»Felicitas ist mit Remo und Marie-Jo losgefahren.«
Eine halbe Stunde später stand Marina mit über hundert Gästen hinter dem Rathaus in der sengenden Sonne, weil das Zivilstandsamt neben dem Brautpaar nur Platz für die Eltern, Paten und Trauzeugen bot.
Vom Parkplatz her eilte Elena in einem luftigen Sommerkleid auf Marina zu und hängte sich bei ihr ein. »Hallo, ich habe dort hinten geparkt, weil alles besetzt war!« Sie sah sich um. »Sind sie noch drinnen?«
»Ja, wird wohl nicht lange dauern.« Marinas Blick wies auf die im Hof versammelten Leute. »Siehst du diesen Auflauf? Wir sind offenbar nicht die Einzigen, die das Brautpaar überraschen wollen.«
»Was, die gehören alle zu Remo und Marie-Jo?« Überrascht begrüßte Elena ihre Familienmitglieder. Mit gerunzelter Stirn nickte sie danach zu den vornehmen Gästen hinüber. »Sind das Bekannte der Braut?«
»Vermutlich.«
Brennend heiß flimmerte die Nachmittagssonne auf sie nieder. Mit ihren Einladungskarten fächelten sich die Damen unter den Hüten diskret Luft zu, während die Herren sich mit blütenweißen Taschentüchern den Schweiß von der Stirn tupften.

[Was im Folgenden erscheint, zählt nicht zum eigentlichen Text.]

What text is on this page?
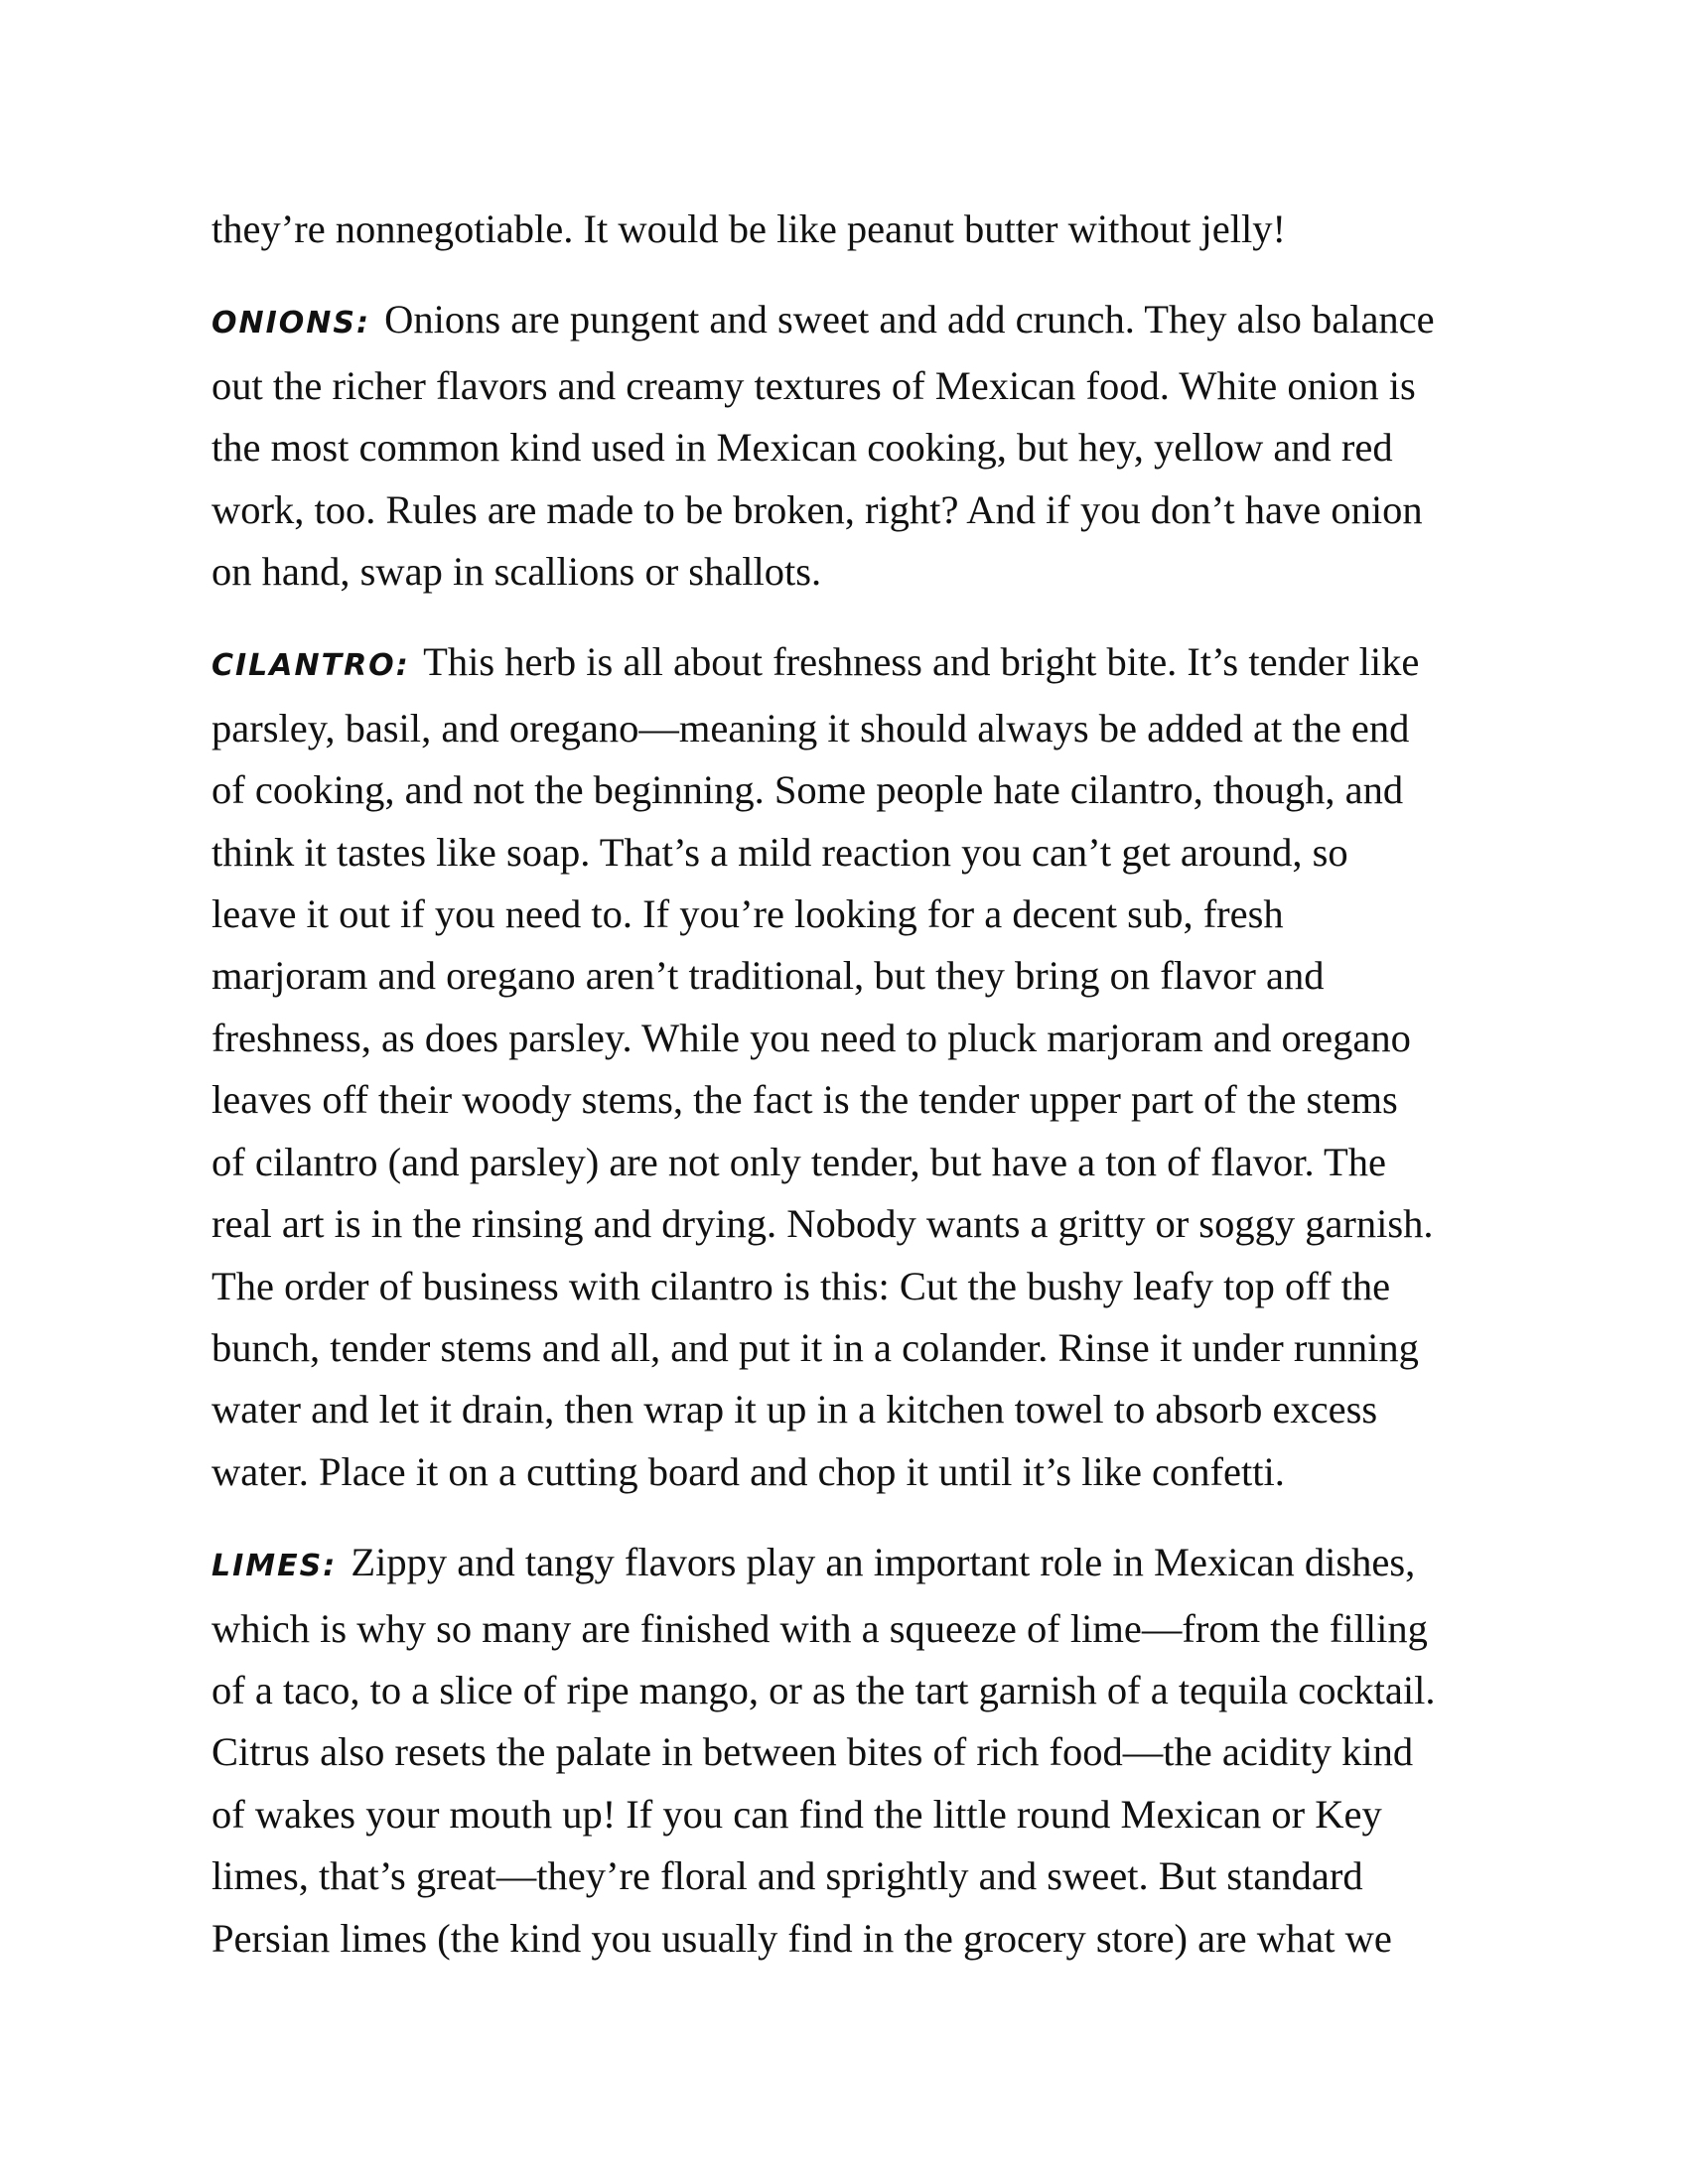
they’re nonnegotiable. It would be like peanut butter without jelly!

ONIONS: Onions are pungent and sweet and add crunch. They also balance
out the richer flavors and creamy textures of Mexican food. White onion is
the most common kind used in Mexican cooking, but hey, yellow and red
work, too. Rules are made to be broken, right? And if you don’t have onion
on hand, swap in scallions or shallots.

CILANTRO: This herb is all about freshness and bright bite. It’s tender like
parsley, basil, and oregano—meaning it should always be added at the end
of cooking, and not the beginning. Some people hate cilantro, though, and
think it tastes like soap. That’s a mild reaction you can’t get around, so
leave it out if you need to. If you’re looking for a decent sub, fresh
marjoram and oregano aren’t traditional, but they bring on flavor and
freshness, as does parsley. While you need to pluck marjoram and oregano
leaves off their woody stems, the fact is the tender upper part of the stems
of cilantro (and parsley) are not only tender, but have a ton of flavor. The
real art is in the rinsing and drying. Nobody wants a gritty or soggy garnish.
The order of business with cilantro is this: Cut the bushy leafy top off the
bunch, tender stems and all, and put it in a colander. Rinse it under running
water and let it drain, then wrap it up in a kitchen towel to absorb excess
water. Place it on a cutting board and chop it until it’s like confetti.

LIMES: Zippy and tangy flavors play an important role in Mexican dishes,
which is why so many are finished with a squeeze of lime—from the filling
of a taco, to a slice of ripe mango, or as the tart garnish of a tequila cocktail.
Citrus also resets the palate in between bites of rich food—the acidity kind
of wakes your mouth up! If you can find the little round Mexican or Key
limes, that’s great—they’re floral and sprightly and sweet. But standard
Persian limes (the kind you usually find in the grocery store) are what we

»Sieht aus wie Statisten in einem Stummfilm, die auf Regieanweisungen warten«, flüsterte Marina.
»Da ist was dran!«, kicherte ihre Schwester.
Gefühlte fünf Stunden später entließ der Trauungsbeamte das junge Paar. Keiner hätte vermutet, dass die in zartblauen Tüll gekleidete Braut mit dem glatten Teint und den hochgesteckten blonden Locken fast zwanzig Jahre älter war als ihr Gatte. Mädchenhaft scheu nahm Marie-Jo die Glückwünsche entgegen.
Irgendwann hauchten auch Marina und Elena Küsse auf die rosigen Wangen der frisch Vermählten: »Ganz herzlichen Glückwunsch. Und alles Gute auf eurem gemeinsamen Lebensweg.«
Marie-Jos verwundertes, aber bezauberndes Lächeln belohnte sie, ihre Stimme bebte leicht: »Merci bien, mes chères. Wie schön, dass ihr extra hergekommen seid.« Gleich darauf fuhren sie und Remo in der Hochzeitslimousine davon, denn die Verzögerung hatte das Programm durcheinander gewirbelt.
Die Gästeschar stob auseinander wie die wilden Hühner, um die Vorausfahrenden nicht aus den Augen zu verlieren. Immerhin warteten im Schlossgarten die Appetithäppchen, der Sekt – und der bestellte Fotograf.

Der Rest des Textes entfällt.